# Column Wise Dot-Product torch.einsum not matching torch.sum(torch.mul(), axis=0)

I am trying the perform a dot product between the columns of two tensors. I am trying to do this in the most efficient way possible. However, my two methods are not matching up.

My first method using `torch.sum(torch.mul(a, b), axis=0)` gives me my expected results, `torch.einsum('ji, ji -> i', a, b)` (take from Efficient method to compute the row-wise dot product of two square matrices of the same size in PyTorch - Stack Overflow) does not. The reproducible code is below:

``````import torch
device = torch.device('cuda' if torch.cuda.is_available() else 'cpu')
torch.manual_seed(0)

a = torch.randn(3,1, dtype=torch.float).to(device)
b = torch.randn(3,4, dtype=torch.float).to(device)

print(f"a : \n{a}\n")
print(f"b : \n{b}\n")
print(f"Expected:    {a[0,0]*b[0,0] + a[1,0]*b[1,0] + a[2,0]*b[2,0]}")

c = torch.sum(torch.mul(a, b), axis=0)
print(f"sum and mul: {c.item()}")

d = torch.einsum('ji, ji -> i', a, b)
print(f"einsum:      {d.item()}\n")

print(torch.eq(c,d))
``````

Notes:
On the CPU (all I did was remove the `.to(device)`) the last line `torch.eq(c,d)` is all true however, I need the tensors to be on the GPU.

Also for some seeds such as `torch.manual_seed(100)` the tensor are equal…

I feel like it has to be something with einsum because I can get my expect answer other ways.

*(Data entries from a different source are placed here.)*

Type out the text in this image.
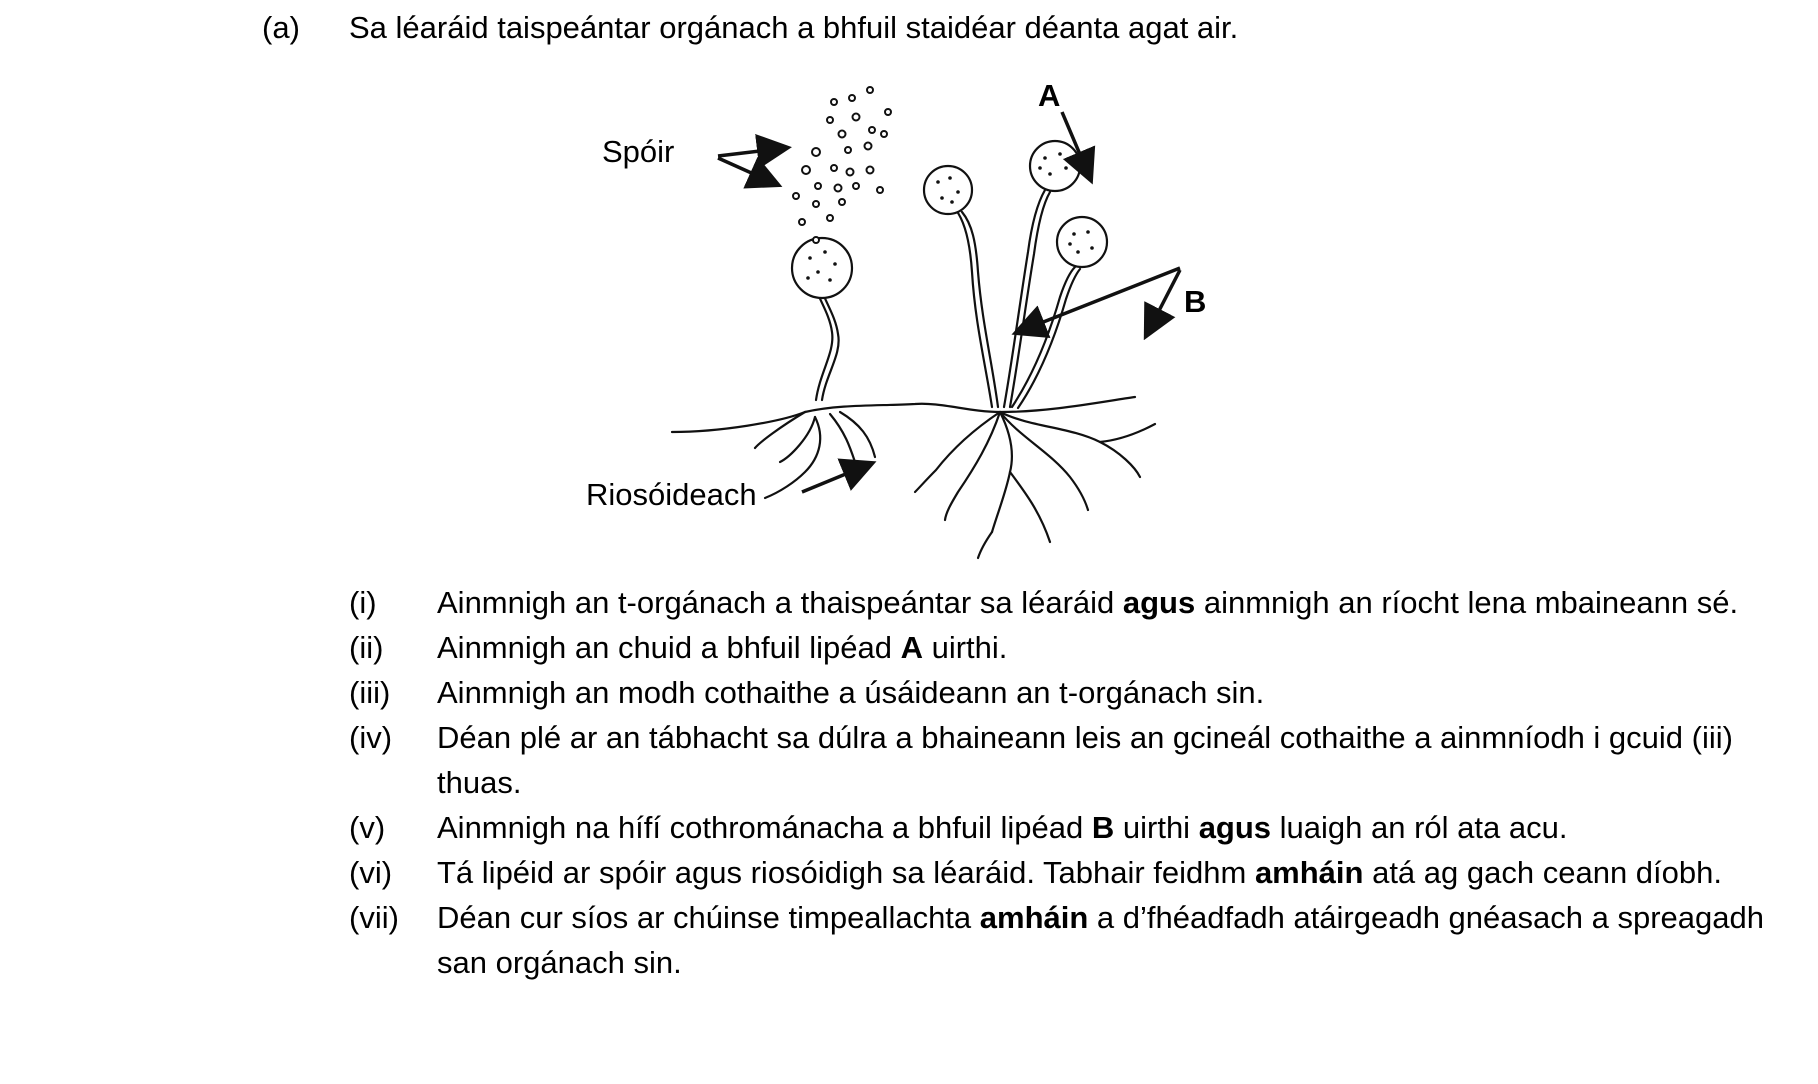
(a) Sa léaráid taispeántar orgánach a bhfuil staidéar déanta agat air.
Spóir
A
B
Riosóideach
(i)	Ainmnigh an t-orgánach a thaispeántar sa léaráid agus ainmnigh an ríocht lena mbaineann sé.
(ii)	Ainmnigh an chuid a bhfuil lipéad A uirthi.
(iii)	Ainmnigh an modh cothaithe a úsáideann an t-orgánach sin.
(iv)	Déan plé ar an tábhacht sa dúlra a bhaineann leis an gcineál cothaithe a ainmníodh i gcuid (iii) thuas.
(v)	Ainmnigh na hífí cothrománacha a bhfuil lipéad B uirthi agus luaigh an ról ata acu.
(vi)	Tá lipéid ar spóir agus riosóidigh sa léaráid. Tabhair feidhm amháin atá ag gach ceann díobh.
(vii)	Déan cur síos ar chúinse timpeallachta amháin a d’fhéadfadh atáirgeadh gnéasach a spreagadh san orgánach sin.
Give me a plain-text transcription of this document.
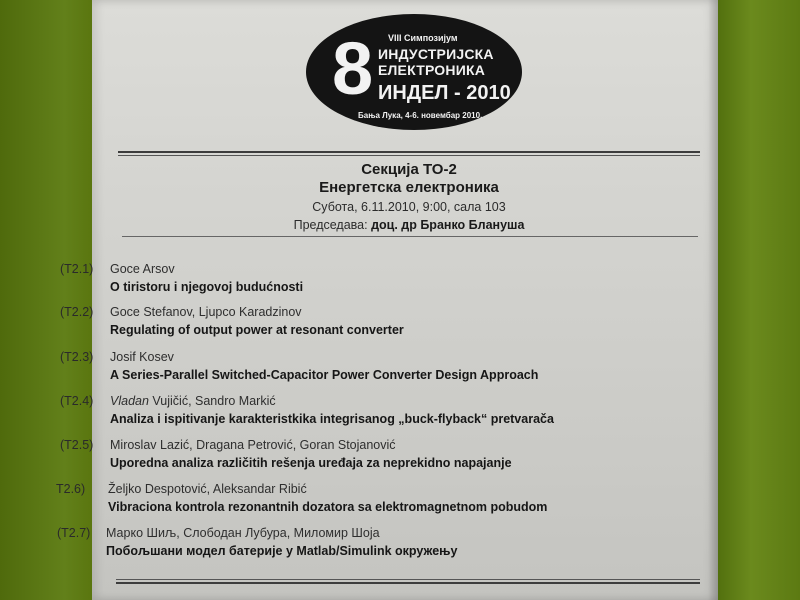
8 VIII Симпозијум
ИНДУСТРИЈСКА
ЕЛЕКТРОНИКА
ИНДЕЛ - 2010
Бања Лука, 4-6. новембар 2010.
Секција ТО-2
Енергетска електроника
Субота, 6.11.2010, 9:00, сала 103
Председава: доц. др Бранко Блануша
(T2.1) Goce Arsov
O tiristoru i njegovoj budućnosti
(T2.2) Goce Stefanov, Ljupco Karadzinov
Regulating of output power at resonant converter
(T2.3) Josif Kosev
A Series-Parallel Switched-Capacitor Power Converter Design Approach
(T2.4) Vladan Vujičić, Sandro Markić
Analiza i ispitivanje karakteristkika integrisanog „buck-flyback“ pretvarača
(T2.5) Miroslav Lazić, Dragana Petrović, Goran Stojanović
Uporedna analiza različitih rešenja uređaja za neprekidno napajanje
T2.6) Željko Despotović, Aleksandar Ribić
Vibraciona kontrola rezonantnih dozatora sa elektromagnetnom pobudom
(T2.7) Марко Шиљ, Слободан Лубура, Миломир Шоја
Побољшани модел батерије у Matlab/Simulink окружењу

I think these small discrepancies will be expected given that float32 only has 7-8 digits of precision anyway. You should check that the difference is much smaller with float64.

Yes, using `dtype=torch.float64` made the difference smaller but do you happen to know why there is a discrepancy at all between using `torch.sum(torch.mul(a, b), axis=0)` and `torch.einsum('ji, ji -> i', a, b)`?

torch.einsum computes the same quantity using a different sequence of operations, in this case - viewing reshaping + batched matrix multiply.